Now for each tile of 0.5˚ latitude-longitude, there is a feature vector with the relative area of unchanged, lost or new found surface water source visible in satellite images.

I save this computed feature vector as a new dataset using SparkContext.saveAsTextFile().

Sample output:

(‘90.0W-30.0N’, (3283034, 251530, 1107984))

(‘89.5W-30.0N’, (7214822, 28970, 232068))

4. Clustering

The feature vector here represents for each span of 0.5˚ in latitude and longitude, amount of change in surface water in this region. A region with lots of green pixel coverage has seen new sources of water, whereas region with red pixels have seen significant loss in water sources. Analysing these feature vectors represent different kinds of pattern in water trends. For ex. a region having a huge span of black area means regions with huge water sources, and regions that have higher ratio of red to green+red areas, means huge water sources have vanished over time. Similarly a larger ratio of green to red+green means that those regions have new found water sources.
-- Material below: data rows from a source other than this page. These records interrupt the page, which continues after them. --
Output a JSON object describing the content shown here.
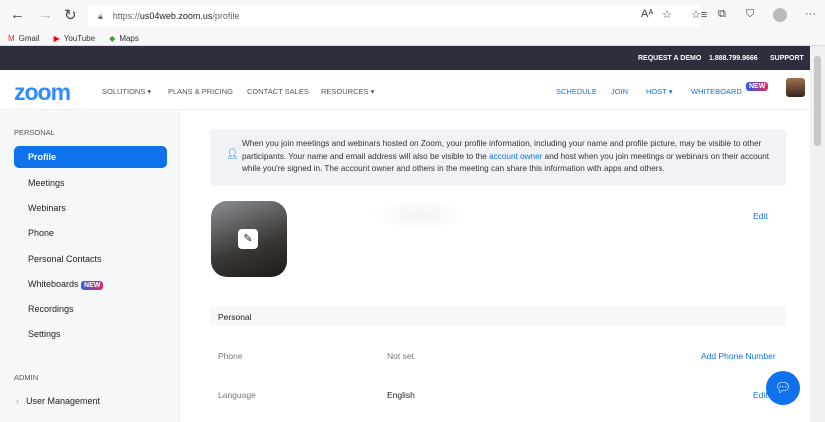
{
  "browser": {
    "url_prefix": "https://",
    "url_host": "us04web.zoom.us",
    "url_path": "/profile",
    "bookmarks": [
      "Gmail",
      "YouTube",
      "Maps"
    ]
  },
  "topbar": {
    "request_demo": "REQUEST A DEMO",
    "phone": "1.888.799.9666",
    "support": "SUPPORT"
  },
  "nav": {
    "logo": "zoom",
    "solutions": "SOLUTIONS ▾",
    "plans": "PLANS & PRICING",
    "contact": "CONTACT SALES",
    "resources": "RESOURCES ▾",
    "schedule": "SCHEDULE",
    "join": "JOIN",
    "host": "HOST ▾",
    "whiteboard": "WHITEBOARD",
    "new_badge": "NEW"
  },
  "sidebar": {
    "personal_header": "PERSONAL",
    "items": [
      "Profile",
      "Meetings",
      "Webinars",
      "Phone",
      "Personal Contacts",
      "Whiteboards",
      "Recordings",
      "Settings"
    ],
    "new_badge": "NEW",
    "admin_header": "ADMIN",
    "admin_items": [
      "User Management"
    ]
  },
  "notice": {
    "text1": "When you join meetings and webinars hosted on Zoom, your profile information, including your name and profile picture, may be visible to other participants. Your name and email address will also be visible to the ",
    "link": "account owner",
    "text2": " and host when you join meetings or webinars on their account while you're signed in. The account owner and others in the meeting can share this information with apps and others."
  },
  "profile": {
    "edit": "Edit",
    "section": "Personal",
    "phone_label": "Phone",
    "phone_value": "Not set",
    "add_phone": "Add Phone Number",
    "language_label": "Language",
    "language_value": "English",
    "edit2": "Edit"
  }
}
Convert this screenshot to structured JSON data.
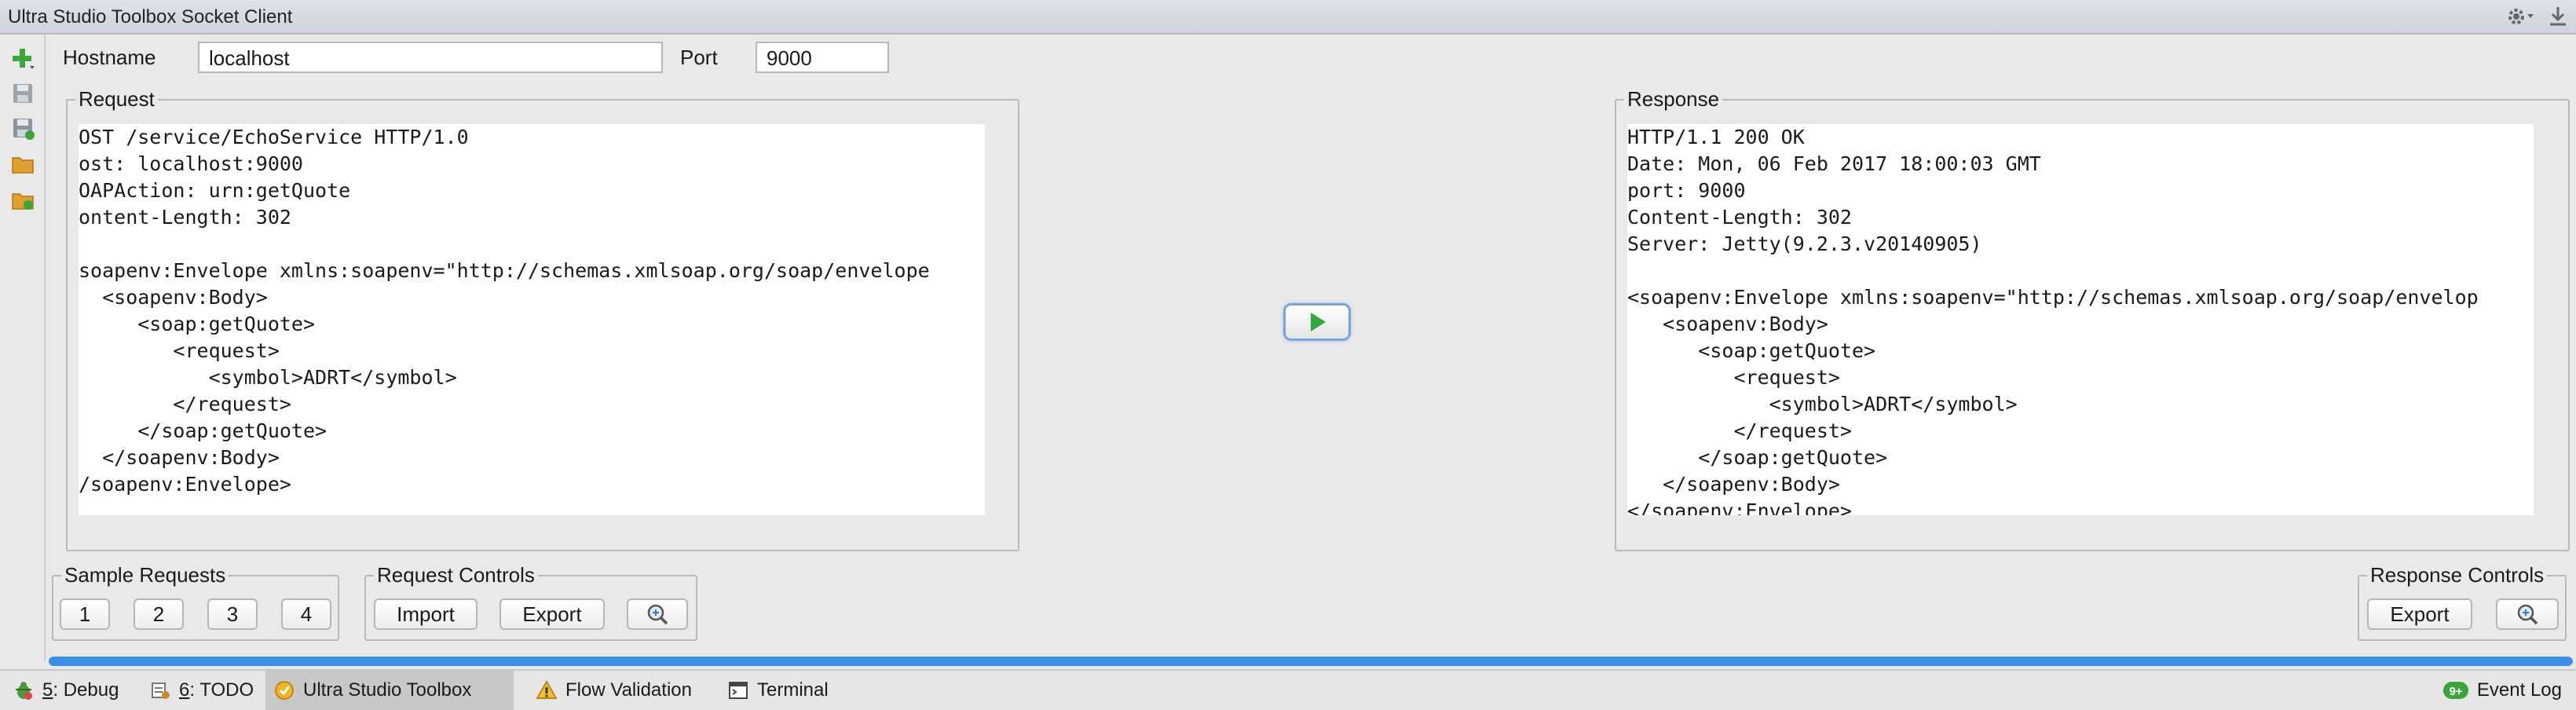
{
  "window": {
    "title": "Ultra Studio Toolbox Socket Client"
  },
  "toolbar_left": {
    "icons": [
      "add-icon",
      "save-icon",
      "save-as-icon",
      "open-folder-icon",
      "open-recent-icon"
    ]
  },
  "connection": {
    "hostname_label": "Hostname",
    "hostname_value": "localhost",
    "port_label": "Port",
    "port_value": "9000"
  },
  "request": {
    "legend": "Request",
    "lines": [
      "OST /service/EchoService HTTP/1.0",
      "ost: localhost:9000",
      "OAPAction: urn:getQuote",
      "ontent-Length: 302",
      "",
      "soapenv:Envelope xmlns:soapenv=\"http://schemas.xmlsoap.org/soap/envelope",
      "  <soapenv:Body>",
      "     <soap:getQuote>",
      "        <request>",
      "           <symbol>ADRT</symbol>",
      "        </request>",
      "     </soap:getQuote>",
      "  </soapenv:Body>",
      "/soapenv:Envelope>"
    ]
  },
  "response": {
    "legend": "Response",
    "lines": [
      "HTTP/1.1 200 OK",
      "Date: Mon, 06 Feb 2017 18:00:03 GMT",
      "port: 9000",
      "Content-Length: 302",
      "Server: Jetty(9.2.3.v20140905)",
      "",
      "<soapenv:Envelope xmlns:soapenv=\"http://schemas.xmlsoap.org/soap/envelop",
      "   <soapenv:Body>",
      "      <soap:getQuote>",
      "         <request>",
      "            <symbol>ADRT</symbol>",
      "         </request>",
      "      </soap:getQuote>",
      "   </soapenv:Body>",
      "</soapenv:Envelope>"
    ]
  },
  "sample_requests": {
    "legend": "Sample Requests",
    "buttons": [
      "1",
      "2",
      "3",
      "4"
    ]
  },
  "request_controls": {
    "legend": "Request Controls",
    "import_label": "Import",
    "export_label": "Export"
  },
  "response_controls": {
    "legend": "Response Controls",
    "export_label": "Export"
  },
  "progress": {
    "percent": 100,
    "color": "#3b8fe6"
  },
  "statusbar": {
    "debug": {
      "num": "5",
      "label": ": Debug"
    },
    "todo": {
      "num": "6",
      "label": ": TODO"
    },
    "toolbox": "Ultra Studio Toolbox",
    "flow_validation": "Flow Validation",
    "terminal": "Terminal",
    "event_log": "Event Log",
    "event_badge": "9+"
  }
}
A 1:1 ratio of red to green areas represent change in location of water source and doesnt necessarily mean water scarcity or inundation.

Visualizing these feature vector in a 3d space shows points that show similar trends clustered together. Using K-means clustering, similar regions can be grouped based on the above analysis. We are using Spark’s mllib for the same.

4.1 Elbow method

In K-means clustering, all points are grouped around k points, each point being a mean of all the points in the cluster. As per pyspark mllib docs:

K-means is one of the most commonly used clustering algorithms that clusters the data points into a predefined number of clusters. The spark.mllib implementation includes a parallelized variant of the k-means++ method called kmeans||. The implementation in spark.mllib has the following parameters:

k is the number of desired clusters. Note that it is possible for fewer than k clusters to be returned, for example, if there are fewer than k distinct points to cluster.
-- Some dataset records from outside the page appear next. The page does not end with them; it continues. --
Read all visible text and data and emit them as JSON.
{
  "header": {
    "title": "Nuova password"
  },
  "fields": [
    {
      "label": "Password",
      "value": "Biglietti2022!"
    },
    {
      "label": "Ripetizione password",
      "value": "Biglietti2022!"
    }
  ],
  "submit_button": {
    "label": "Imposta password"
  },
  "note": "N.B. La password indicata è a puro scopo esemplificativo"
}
maxIterations is the maximum number of iterations to run.
initializationMode specifies either random initialization or initialization via k-means||.

Deciding the number of clusters in k-means clustering is done using elbow method. In elbow method, the number of desired clusters is passed to the algorithm. We then compute Within Set Sum of Squared Error (WSSSE). We can reduce this error measure by increasing k. The optimal k is usually one where there is an elbow in the WSSSE vs k graph.

 def error(point):
        x = point[0]/(point[0]+point[1])
        y = point[1]/(point[0]+point[1])                    
        center = clusters.centers[clusters.predict((x, y))]
        return sqrt(sum([x**2 for x in (point - center)]))

for k in range(1, 20):
    clusters = KMeans.train(rdd_records.map(lambda x: (x[1][1]/(x[1][1]+x[1][2]), x[1][2]/(x[1][1]+x[1][2]))), k, maxIterations=12, initializationMode="random")  
    WSSSE = rdd_records.map(lambda x: error(x[1][1:])).reduce(lambda x, y: x + y)
    result.append(WSSSE)

plt.plot(result)
plt.show()

Output:

As per the elbow method analysis, k=10 is the optimal cluster in this case.
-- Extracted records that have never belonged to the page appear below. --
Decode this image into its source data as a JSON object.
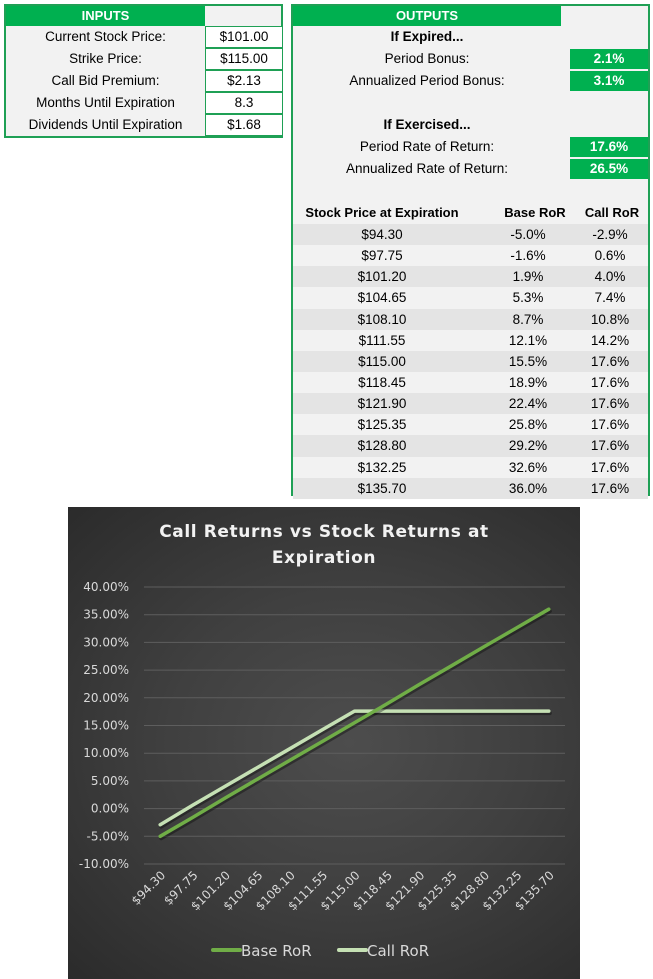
{
  "inputs": {
    "title": "INPUTS",
    "rows": [
      {
        "label": "Current Stock Price:",
        "value": "$101.00"
      },
      {
        "label": "Strike Price:",
        "value": "$115.00"
      },
      {
        "label": "Call Bid Premium:",
        "value": "$2.13"
      },
      {
        "label": "Months Until Expiration",
        "value": "8.3"
      },
      {
        "label": "Dividends Until Expiration",
        "value": "$1.68"
      }
    ]
  },
  "outputs": {
    "title": "OUTPUTS",
    "expired_heading": "If Expired...",
    "period_bonus_label": "Period Bonus:",
    "period_bonus_value": "2.1%",
    "annualized_bonus_label": "Annualized Period Bonus:",
    "annualized_bonus_value": "3.1%",
    "exercised_heading": "If Exercised...",
    "period_ror_label": "Period Rate of Return:",
    "period_ror_value": "17.6%",
    "annualized_ror_label": "Annualized Rate of Return:",
    "annualized_ror_value": "26.5%",
    "returns_table": {
      "headers": [
        "Stock Price at Expiration",
        "Base RoR",
        "Call RoR"
      ],
      "rows": [
        [
          "$94.30",
          "-5.0%",
          "-2.9%"
        ],
        [
          "$97.75",
          "-1.6%",
          "0.6%"
        ],
        [
          "$101.20",
          "1.9%",
          "4.0%"
        ],
        [
          "$104.65",
          "5.3%",
          "7.4%"
        ],
        [
          "$108.10",
          "8.7%",
          "10.8%"
        ],
        [
          "$111.55",
          "12.1%",
          "14.2%"
        ],
        [
          "$115.00",
          "15.5%",
          "17.6%"
        ],
        [
          "$118.45",
          "18.9%",
          "17.6%"
        ],
        [
          "$121.90",
          "22.4%",
          "17.6%"
        ],
        [
          "$125.35",
          "25.8%",
          "17.6%"
        ],
        [
          "$128.80",
          "29.2%",
          "17.6%"
        ],
        [
          "$132.25",
          "32.6%",
          "17.6%"
        ],
        [
          "$135.70",
          "36.0%",
          "17.6%"
        ]
      ]
    }
  },
  "colors": {
    "header_green": "#00b050",
    "border_green": "#1fa055",
    "base_line": "#70ad47",
    "call_line": "#c5e0b4"
  },
  "chart_data": {
    "type": "line",
    "title": "Call Returns vs Stock Returns at Expiration",
    "title_lines": [
      "Call Returns vs Stock Returns at",
      "Expiration"
    ],
    "xlabel": "",
    "ylabel": "",
    "categories": [
      "$94.30",
      "$97.75",
      "$101.20",
      "$104.65",
      "$108.10",
      "$111.55",
      "$115.00",
      "$118.45",
      "$121.90",
      "$125.35",
      "$128.80",
      "$132.25",
      "$135.70"
    ],
    "series": [
      {
        "name": "Base RoR",
        "values": [
          -0.05,
          -0.016,
          0.019,
          0.053,
          0.087,
          0.121,
          0.155,
          0.189,
          0.224,
          0.258,
          0.292,
          0.326,
          0.36
        ]
      },
      {
        "name": "Call RoR",
        "values": [
          -0.029,
          0.006,
          0.04,
          0.074,
          0.108,
          0.142,
          0.176,
          0.176,
          0.176,
          0.176,
          0.176,
          0.176,
          0.176
        ]
      }
    ],
    "ylim": [
      -0.1,
      0.4
    ],
    "ytick_step": 0.05,
    "ytick_labels": [
      "40.00%",
      "35.00%",
      "30.00%",
      "25.00%",
      "20.00%",
      "15.00%",
      "10.00%",
      "5.00%",
      "0.00%",
      "-5.00%",
      "-10.00%"
    ],
    "grid": true,
    "legend": "bottom"
  }
}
4.2 Applying clusters in RDD

Taking k=10, the entire dataset is clustered into 10 clusters. Firstly, we have to train a k-means model and then predict cluster for each feature tuple. Using the cluster number as key, we can group all images into a single RDD, and then perform similarity search within each cluster.

To train the model we use here from the Kmeans.train from mllib library, in which we pass rdd of all records with 2 features: ratio of red over red and green areas, and the second as green over red and green areas.

New feature vector: (coordinates, ( #-of-red-pixels / (#-of-green-pixels+#-red-pixels) , #-of-green-pixels / (#-of-green-pixels + #-of-red-pixels))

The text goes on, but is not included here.